29. Januar 2021, 09:41 Uhr   |  Karin Zühlke

»Wir wollen Advocat des Kunden sein«
© EBV Elektronik

Thomas Staudinger, EBV: „Ich gehe davon aus, dass wir 2021 an einigen Stellen Allokation haben werden. Zudem laufen in vielen Staaten im ersten Quartal die Corona-bedingten Unterstützungsmaßnahmen für Unternehmen aus. Das heißt, dass bei einigen Kunden die ohnehin schon fragile Liquidität vollends an die Grenze kommen wird. Das müssen wir genau beobachten.“

Seit 1. Januar ist Thomas Staudinger President von EBV. An Bord holte ihn EBV als Vice President Vertical Segments bereits 2012. Herausforderungen sieht er u.a. in der Lieferkette, einer veränderten Arbeitswelt und neuen Facetten der Digitalisierung.

Diese will er mit seinem „Winning Team“ meistern – und dabei neue Akzente setzen.

Herr Staudinger, Sie übernehmen das Ruder von EBV in einer weltwirtschaftlichen Ausnahmesituation. Die Distribution kämpft laut DMASS mit massiven Umsatzrückgängen in EMEA. Gleichzeitig ist laut Angaben des ZVEI weltweit gesehen der Halbleiterumsatz im vergangenen Jahr gestiegen. Wie sieht die Situation bei EBV aus?

Thomas Staudinger: Der Anstieg der weltweiten Halbleiter-Umsätze kommt schwerpunktmäßig aus Asien, einmal getrieben durch die Smartphone-Produktion und durch die asiatischen Märkte insgesamt, die inzwischen seit fast drei Quartalen wieder auf normalem Niveau laufen.

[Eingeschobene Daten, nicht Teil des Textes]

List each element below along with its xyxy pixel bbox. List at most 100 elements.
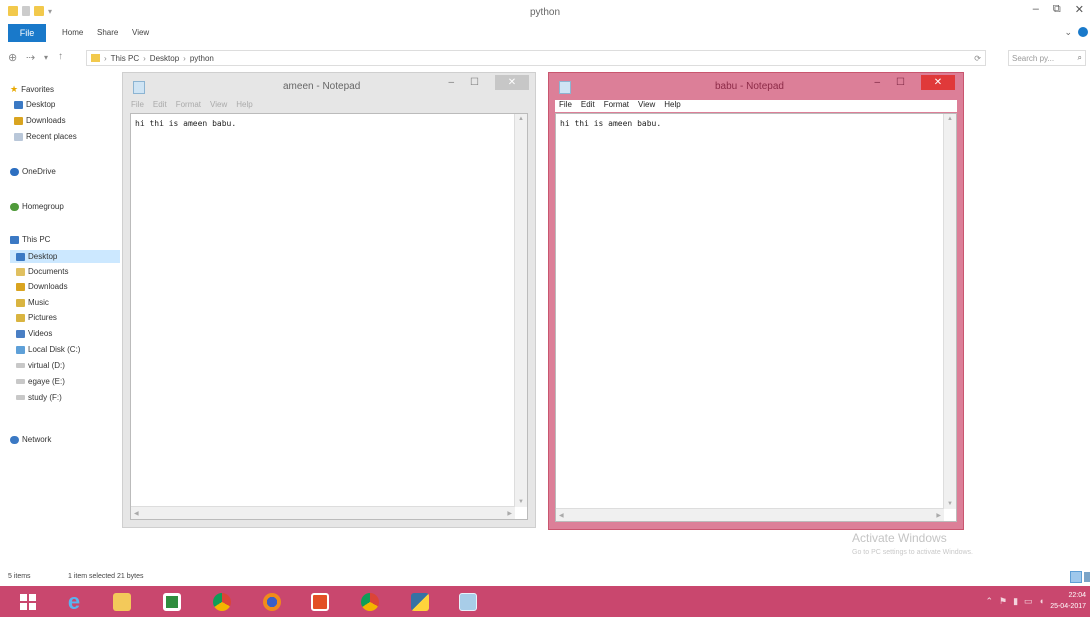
breadcrumb-python[interactable]: python <box>190 54 214 63</box>
volume-icon[interactable]: ◖ <box>1039 596 1044 607</box>
nav-pc-documents[interactable]: Documents <box>16 267 68 276</box>
nav-fav-recent[interactable]: Recent places <box>14 132 77 141</box>
forward-button[interactable]: ⇢ <box>26 51 35 64</box>
scroll-right-icon[interactable]: ▶ <box>507 510 512 517</box>
nav-homegroup[interactable]: Homegroup <box>10 202 64 211</box>
notepad-text[interactable]: hi thi is ameen babu. <box>135 119 236 128</box>
search-input[interactable]: Search py... ⌕ <box>1008 50 1086 66</box>
breadcrumb-thispc[interactable]: This PC <box>111 54 139 63</box>
notepad-titlebar[interactable]: babu - Notepad – ☐ ✕ <box>549 73 963 99</box>
desktop-icon <box>14 100 23 109</box>
show-hidden-icons-icon[interactable]: ⌃ <box>985 596 993 607</box>
scroll-up-icon[interactable]: ▲ <box>947 116 953 122</box>
taskbar-clock[interactable]: 22:04 25-04-2017 <box>1050 590 1086 612</box>
scroll-down-icon[interactable]: ▼ <box>518 499 524 505</box>
office-icon <box>311 593 329 611</box>
restore-button[interactable]: ⧉ <box>1053 3 1061 16</box>
breadcrumb-desktop[interactable]: Desktop <box>150 54 179 63</box>
up-button[interactable]: ↑ <box>58 51 63 62</box>
menu-file[interactable]: File <box>131 100 144 112</box>
notepad-text-area[interactable]: hi thi is ameen babu. ▲ ▼ ◀ ▶ <box>555 113 957 522</box>
notepad-text-area[interactable]: hi thi is ameen babu. ▲ ▼ ◀ ▶ <box>130 113 528 520</box>
notepad-icon <box>459 593 477 611</box>
nav-pc-videos[interactable]: Videos <box>16 329 52 338</box>
tab-file[interactable]: File <box>8 24 46 42</box>
help-icon[interactable] <box>1078 27 1088 37</box>
taskbar-office[interactable] <box>298 589 342 615</box>
menu-help[interactable]: Help <box>236 100 252 112</box>
close-button[interactable]: ✕ <box>495 75 529 90</box>
pictures-icon <box>16 313 25 322</box>
address-bar[interactable]: › This PC › Desktop › python ⟳ <box>86 50 986 66</box>
notepad-window-babu[interactable]: babu - Notepad – ☐ ✕ File Edit Format Vi… <box>548 72 964 530</box>
expand-ribbon-icon[interactable]: ⌄ <box>1064 27 1072 38</box>
nav-thispc[interactable]: This PC <box>10 235 50 244</box>
nav-fav-downloads[interactable]: Downloads <box>14 116 66 125</box>
flag-icon[interactable]: ⚑ <box>999 596 1007 607</box>
taskbar-notepad[interactable] <box>446 589 490 615</box>
close-button[interactable]: ✕ <box>1075 3 1084 16</box>
vertical-scrollbar[interactable]: ▲ ▼ <box>943 114 956 509</box>
maximize-button[interactable]: ☐ <box>470 77 479 88</box>
nav-pc-drive-d[interactable]: virtual (D:) <box>16 361 65 370</box>
menu-file[interactable]: File <box>559 100 572 112</box>
back-button[interactable]: ⊕ <box>8 51 17 64</box>
nav-pc-drive-c[interactable]: Local Disk (C:) <box>16 345 80 354</box>
nav-pc-drive-f[interactable]: study (F:) <box>16 393 62 402</box>
nav-pc-pictures[interactable]: Pictures <box>16 313 57 322</box>
close-button[interactable]: ✕ <box>921 75 955 90</box>
scroll-up-icon[interactable]: ▲ <box>518 116 524 122</box>
menu-edit[interactable]: Edit <box>153 100 167 112</box>
taskbar-firefox[interactable] <box>250 589 294 615</box>
recent-locations-icon[interactable]: ▾ <box>44 53 48 62</box>
large-icons-view-icon[interactable] <box>1084 572 1090 582</box>
nav-pc-music[interactable]: Music <box>16 298 49 307</box>
activation-watermark-title: Activate Windows <box>852 531 947 545</box>
taskbar-internet-explorer[interactable]: e <box>52 589 96 615</box>
tab-share[interactable]: Share <box>97 28 118 37</box>
taskbar-python[interactable] <box>398 589 442 615</box>
nav-pc-desktop[interactable]: Desktop <box>16 252 57 261</box>
notepad-text[interactable]: hi thi is ameen babu. <box>560 119 661 128</box>
scroll-right-icon[interactable]: ▶ <box>936 512 941 519</box>
taskbar-chrome[interactable] <box>200 589 244 615</box>
nav-favorites[interactable]: ★ Favorites <box>10 84 54 95</box>
drive-icon <box>16 379 25 384</box>
taskbar-chrome-2[interactable] <box>348 589 392 615</box>
network-tray-icon[interactable]: ▮ <box>1013 596 1018 607</box>
start-button[interactable] <box>6 589 50 615</box>
menu-help[interactable]: Help <box>664 100 680 112</box>
maximize-button[interactable]: ☐ <box>896 77 905 88</box>
nav-pc-downloads[interactable]: Downloads <box>16 282 68 291</box>
tab-view[interactable]: View <box>132 28 149 37</box>
scroll-left-icon[interactable]: ◀ <box>559 512 564 519</box>
taskbar-store[interactable] <box>150 589 194 615</box>
details-view-icon[interactable] <box>1070 571 1082 583</box>
menu-format[interactable]: Format <box>604 100 629 112</box>
vertical-scrollbar[interactable]: ▲ ▼ <box>514 114 527 507</box>
minimize-button[interactable]: – <box>1033 3 1039 16</box>
horizontal-scrollbar[interactable]: ◀ ▶ <box>131 506 515 519</box>
battery-icon[interactable]: ▭ <box>1024 596 1033 607</box>
notepad-titlebar[interactable]: ameen - Notepad – ☐ ✕ <box>123 73 535 99</box>
downloads-icon <box>16 282 25 291</box>
menu-format[interactable]: Format <box>176 100 201 112</box>
nav-network[interactable]: Network <box>10 435 51 444</box>
scroll-down-icon[interactable]: ▼ <box>947 501 953 507</box>
start-icon <box>20 594 36 610</box>
nav-pc-drive-e[interactable]: egaye (E:) <box>16 377 65 386</box>
menu-edit[interactable]: Edit <box>581 100 595 112</box>
tab-home[interactable]: Home <box>62 28 83 37</box>
taskbar-file-explorer[interactable] <box>100 589 144 615</box>
nav-fav-desktop[interactable]: Desktop <box>14 100 55 109</box>
folder-icon <box>91 54 100 62</box>
menu-view[interactable]: View <box>210 100 227 112</box>
horizontal-scrollbar[interactable]: ◀ ▶ <box>556 508 944 521</box>
scroll-left-icon[interactable]: ◀ <box>134 510 139 517</box>
nav-onedrive[interactable]: OneDrive <box>10 167 56 176</box>
menu-view[interactable]: View <box>638 100 655 112</box>
minimize-button[interactable]: – <box>874 77 880 88</box>
minimize-button[interactable]: – <box>448 77 454 88</box>
notepad-window-ameen[interactable]: ameen - Notepad – ☐ ✕ File Edit Format V… <box>122 72 536 528</box>
refresh-icon[interactable]: ⟳ <box>974 54 981 63</box>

Für uns war es bedingt durch die Corona-Krise natürlich kein einfaches Jahr. Es ist offensichtlich, dass die Situation Stress für die Mitarbeiter kreiert hat, weil man den gleichen Service aus dem Homeoffice liefern muss wie aus dem Büro. Hinzu kommt, dass die Lieferkette noch sehr fragil ist. Es befinden sich nach wie vor Standorte temporär im Lockdown: Ein Beispiel ist der Flughafen in Shanghai, der im November aufgrund eines Corona-Falls für mehrere Tage geschlossen wurde. Hinzu kommt, dass die Sichtbarkeit für die Kunden relativ gering ist, während wir auf der anderen Seite bei den Herstellern sehen, dass sich die Lieferzeiten verlängern. Damit tut sich eine Schere auf, die Herausforderungen mit sich bringt.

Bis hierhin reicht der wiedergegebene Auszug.